The week’s recurring ideas, in plain language
Design is also about vibes. The MiniDisc MZ-E10 and the Sailing Lantern both chase feelings you can almost touch. Aesthetics that say something. The market can be harsh, but beauty is allowed to exist for its own sake.
Small differences can be big wins. A watch that ticks each second. A wallpaper with six familiar colors. A menu transparency toggle. These are details that change daily comfort.
AI is the new loud thing, but the best uses are quiet. A feature tucked into a workflow. Models that argue internally before giving you an answer. Systems that focus on user outcomes, not tech demos.

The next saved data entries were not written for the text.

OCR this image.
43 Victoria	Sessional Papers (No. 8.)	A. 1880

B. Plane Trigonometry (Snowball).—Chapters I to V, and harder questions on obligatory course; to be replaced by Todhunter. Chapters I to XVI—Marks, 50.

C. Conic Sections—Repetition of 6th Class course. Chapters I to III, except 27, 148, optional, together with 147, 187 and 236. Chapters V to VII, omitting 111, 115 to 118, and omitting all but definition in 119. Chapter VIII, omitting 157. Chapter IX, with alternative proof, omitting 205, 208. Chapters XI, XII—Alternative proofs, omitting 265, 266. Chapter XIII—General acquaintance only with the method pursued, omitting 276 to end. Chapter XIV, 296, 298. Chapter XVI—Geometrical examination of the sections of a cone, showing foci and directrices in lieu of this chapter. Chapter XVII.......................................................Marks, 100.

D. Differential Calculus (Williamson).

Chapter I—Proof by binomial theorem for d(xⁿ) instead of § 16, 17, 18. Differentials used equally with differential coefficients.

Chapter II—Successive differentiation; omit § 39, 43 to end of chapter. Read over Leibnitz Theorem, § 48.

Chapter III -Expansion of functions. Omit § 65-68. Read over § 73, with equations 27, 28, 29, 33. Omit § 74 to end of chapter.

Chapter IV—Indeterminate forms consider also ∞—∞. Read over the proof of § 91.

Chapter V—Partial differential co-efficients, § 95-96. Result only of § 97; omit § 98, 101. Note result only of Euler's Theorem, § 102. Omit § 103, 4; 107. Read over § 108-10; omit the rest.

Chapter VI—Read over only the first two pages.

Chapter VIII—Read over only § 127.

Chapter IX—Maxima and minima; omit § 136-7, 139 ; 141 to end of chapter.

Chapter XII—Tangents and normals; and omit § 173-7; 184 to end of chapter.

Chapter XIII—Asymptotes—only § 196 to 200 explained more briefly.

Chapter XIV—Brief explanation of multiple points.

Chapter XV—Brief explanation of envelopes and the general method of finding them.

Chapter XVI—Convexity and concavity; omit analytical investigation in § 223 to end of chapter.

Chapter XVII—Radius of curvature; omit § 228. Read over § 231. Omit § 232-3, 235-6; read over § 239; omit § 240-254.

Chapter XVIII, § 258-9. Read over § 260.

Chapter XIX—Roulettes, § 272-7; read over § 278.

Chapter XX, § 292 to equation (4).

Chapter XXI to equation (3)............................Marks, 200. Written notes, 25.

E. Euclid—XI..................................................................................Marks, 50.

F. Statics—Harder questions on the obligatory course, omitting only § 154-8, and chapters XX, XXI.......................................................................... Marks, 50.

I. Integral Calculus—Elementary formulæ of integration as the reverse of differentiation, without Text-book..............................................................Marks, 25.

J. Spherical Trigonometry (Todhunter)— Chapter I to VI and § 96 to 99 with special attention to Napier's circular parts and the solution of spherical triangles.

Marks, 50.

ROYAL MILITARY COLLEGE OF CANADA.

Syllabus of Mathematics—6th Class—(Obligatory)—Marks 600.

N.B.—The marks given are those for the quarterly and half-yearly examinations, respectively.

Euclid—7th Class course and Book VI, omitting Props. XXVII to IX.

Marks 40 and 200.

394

Naming and structure matter. Whether you write code, design logos, or organize tokens, your choices create future ease or future pain. You’re designing for the next person, and that next person might be you, three months from now, tired and in a hurry.
Community is part of the craft. Conferences, schools, and even notebook clubs keep creative energy renewable. If online spaces feel fragmented, in-person events can reboot that “we’re in this together” feeling.
Analog and digital are not enemies. Notebooks for sparks. Digital for scale. Lanterns that feel like flame. Watches that feel like time. Choose the mode that matches the moment.
I’d call it a week where the blush of nostalgia met the engine of AI, and both were told to behave. Nobody is asking to go back to 2002. Nobody wants to throw AI into every corner. People are asking for taste. And for judgment. And for features you can find without a treasure map.
If any of this sounds like your kind of rabbit hole, the original posts carry the specifics:
- The magnesium thinness and elegant impracticality with ObsoleteSony
- The six colors ready for your lock screen with Lee Peterson
- The mentorship door at Cranbrook via Christopher Jobson
- The newsletter of tiny tools and Framer Design Pages with Creativerly
- The 100 interesting failures with L. Jeffrey Zeldman
- The conference heartbeat with Michael Flarup and the Berlin invite from Brad Frost
- The AI feature reality check curated by Luke Wroblewski
- The code interface sanity talk by Nicholas Wilt
- The mirror-not-rotate logo lesson from The Font of Dubious Wisdom
- The macOS and watch thoughts by Lucio Bragagnolo
- The lantern that flips from ember to blue flame with Victor Wynne
- And the paper trails with Frank Meeuwsen
I’d say, pick one link. Any. Take it for a walk, like a quick lap around the block. Then pick another. That’s how this week’s design conversation felt—stitched from small, well-placed steps, not a single sprint. And that’s fine by me. It’s easier to keep pace when the beats come one second at a time.